Jessberger/ Yuan/ Thaher/ Ming-bao (1992) considered the effect of the superstructure in case of raft foundation on a group of piles.

Zilch (1993) proposed a method for interaction of superstructure and foundation via iteration.

Kany/ El Gendy (2000) proposed an iterative procedure to consider the effect of superstructure rigidity on the foundation. In the procedure, the stiffness of any substructure such as floor slab or foundation, connected by the columns can be represented by equivalent spring constants due to forces and moments at the connection nodes. Consequently the stiffness matrices of the slab floors, columns and foundation remain unaffected during the iteration process.

This example was carried out to show the influence of flexure rigidity of the superstructure on the settlements, contact pressures for a raft of high rise building. It is required to analysis a raft for the building shown in Figure (6.6) in three simplified sections. The building is a reinforced concrete skeleton structure consists of a cellar and 13 storeys. The floor height is 3 [m] while the bay width is 3.6 [m]. The number of bays is 18. The total building length is 66 [m] while the total width of the cellar basement is 17.55 [m]. The raft thickness is 1.2 [m]. In the following study the raft is analyzed considering subsoil behavior.

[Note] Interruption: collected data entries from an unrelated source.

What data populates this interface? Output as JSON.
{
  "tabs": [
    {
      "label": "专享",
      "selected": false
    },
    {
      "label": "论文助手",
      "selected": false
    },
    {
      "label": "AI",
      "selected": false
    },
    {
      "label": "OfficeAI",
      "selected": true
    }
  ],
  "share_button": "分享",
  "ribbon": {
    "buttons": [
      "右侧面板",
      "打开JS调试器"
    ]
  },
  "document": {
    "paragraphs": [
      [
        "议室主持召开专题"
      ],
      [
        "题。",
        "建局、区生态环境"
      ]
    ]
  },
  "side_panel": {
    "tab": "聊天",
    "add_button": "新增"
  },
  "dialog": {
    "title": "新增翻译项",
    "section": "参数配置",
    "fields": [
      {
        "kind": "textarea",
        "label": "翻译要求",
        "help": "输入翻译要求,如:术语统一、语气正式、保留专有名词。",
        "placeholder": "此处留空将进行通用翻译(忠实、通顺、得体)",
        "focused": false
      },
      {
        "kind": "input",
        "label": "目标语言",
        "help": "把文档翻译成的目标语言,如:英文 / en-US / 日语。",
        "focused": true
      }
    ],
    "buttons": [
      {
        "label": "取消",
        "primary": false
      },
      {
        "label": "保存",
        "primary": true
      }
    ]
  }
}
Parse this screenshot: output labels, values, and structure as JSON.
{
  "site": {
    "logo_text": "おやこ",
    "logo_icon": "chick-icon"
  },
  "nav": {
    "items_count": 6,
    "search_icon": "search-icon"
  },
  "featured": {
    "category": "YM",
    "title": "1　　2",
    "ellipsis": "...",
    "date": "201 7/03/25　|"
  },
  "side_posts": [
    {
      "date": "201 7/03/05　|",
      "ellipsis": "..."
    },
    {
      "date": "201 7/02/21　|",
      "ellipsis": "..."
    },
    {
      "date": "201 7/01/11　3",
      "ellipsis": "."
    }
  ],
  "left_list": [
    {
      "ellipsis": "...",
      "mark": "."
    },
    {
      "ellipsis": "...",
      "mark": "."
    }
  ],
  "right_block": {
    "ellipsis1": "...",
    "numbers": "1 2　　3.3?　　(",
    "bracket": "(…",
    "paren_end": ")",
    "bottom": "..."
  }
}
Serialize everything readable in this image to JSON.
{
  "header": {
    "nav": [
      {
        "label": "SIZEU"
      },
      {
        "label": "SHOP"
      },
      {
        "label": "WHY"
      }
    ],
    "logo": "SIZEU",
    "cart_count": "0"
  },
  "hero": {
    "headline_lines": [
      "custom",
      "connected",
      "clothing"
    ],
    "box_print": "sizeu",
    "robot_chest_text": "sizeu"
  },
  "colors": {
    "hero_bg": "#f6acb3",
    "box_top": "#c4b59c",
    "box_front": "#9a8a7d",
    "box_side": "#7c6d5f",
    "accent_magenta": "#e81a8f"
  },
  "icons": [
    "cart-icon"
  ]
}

Also, a simplification estimation of the superstructure deformations is carried out. In the analysis, settlements and contact pressures are determined in which a comparison is carried out in four cases as:

i) For not stiffened raft

ii) For compound system raft-cellar

iii) For compound system raft-cellar-superstructure

iv) For completely rigid raft

The stiffness of the structure system parallel to the long axis can be determined from the data given in Figures (6.6) and (6.7).